Embora esteja acabada por conta da viagem longa e do fuso horário, devoro as panquecas enquanto conto literalmente detalhe por detalhe de tudo que vem me incomodando desde o estupro.

Acabo incluindo situações que aconteceram antes, e quando termino de falar é como se tivesse tirado um peso enorme das minhas costas.

Daniel escuta tudo atentamente enquanto se reveza entre prestar atenção no forno e em mim, e eu sorrio, sabendo que tia Rachel odeia papai pelo motivo mais plausível do mundo: o machismo.

Não lembro muita coisa sobre minha tia ao longos dos últimos anos, porque papai a pintava como o próprio diabo, entretanto eu sei que ele falava que ela não presta porque ela assim como eu, foi estuprada e gerou Daniel.

Pois é.

Arranquei essa informação de mamãe alguns anos atrás quando insisti sobre papai ser muito machista e ela negou, defendendo ele.

Por um tempo também julguei minha tia, mas agora que sei que não é bem assim que as coisas funcionam, sinto nojo do meu progenitor.

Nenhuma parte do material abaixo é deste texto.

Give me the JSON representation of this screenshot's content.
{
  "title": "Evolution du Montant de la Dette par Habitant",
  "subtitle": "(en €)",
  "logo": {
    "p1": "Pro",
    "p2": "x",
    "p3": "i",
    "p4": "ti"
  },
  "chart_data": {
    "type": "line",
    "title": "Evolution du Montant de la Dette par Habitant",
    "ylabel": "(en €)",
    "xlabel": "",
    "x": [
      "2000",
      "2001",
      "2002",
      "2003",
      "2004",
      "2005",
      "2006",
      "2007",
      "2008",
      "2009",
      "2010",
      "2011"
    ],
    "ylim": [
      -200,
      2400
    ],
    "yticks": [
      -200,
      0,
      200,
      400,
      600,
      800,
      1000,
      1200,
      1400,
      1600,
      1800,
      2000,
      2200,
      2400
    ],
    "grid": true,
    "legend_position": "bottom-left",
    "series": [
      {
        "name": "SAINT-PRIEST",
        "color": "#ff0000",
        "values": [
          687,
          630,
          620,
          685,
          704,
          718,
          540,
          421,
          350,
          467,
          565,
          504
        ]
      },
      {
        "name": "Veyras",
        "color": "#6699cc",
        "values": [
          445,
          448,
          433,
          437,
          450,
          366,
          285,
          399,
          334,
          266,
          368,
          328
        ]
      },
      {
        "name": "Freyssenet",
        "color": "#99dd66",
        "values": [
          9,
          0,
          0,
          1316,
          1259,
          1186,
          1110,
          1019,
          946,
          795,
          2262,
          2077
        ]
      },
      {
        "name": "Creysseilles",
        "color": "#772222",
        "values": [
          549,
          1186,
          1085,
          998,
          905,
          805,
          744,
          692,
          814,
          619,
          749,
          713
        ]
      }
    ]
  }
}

Agora fico pensando como Daniel se sente quando se dar conta de que foi gerado a partir de um ato violento e, me sinto um pouco grata por não ter ficado na mesma situação que tia Rachel.

— Você é a vítima, Camila. Seu pai é um monstro que não merece viver em sociedade por que só serve pra fazer garotas incríveis ficarem tristes. - garante - Mas você precisa saber pisar nele. Com força. - sorri e eu rio do seu jeito de falar.

— Só de está longe daquele lugar já me sinto melhor. - confesso.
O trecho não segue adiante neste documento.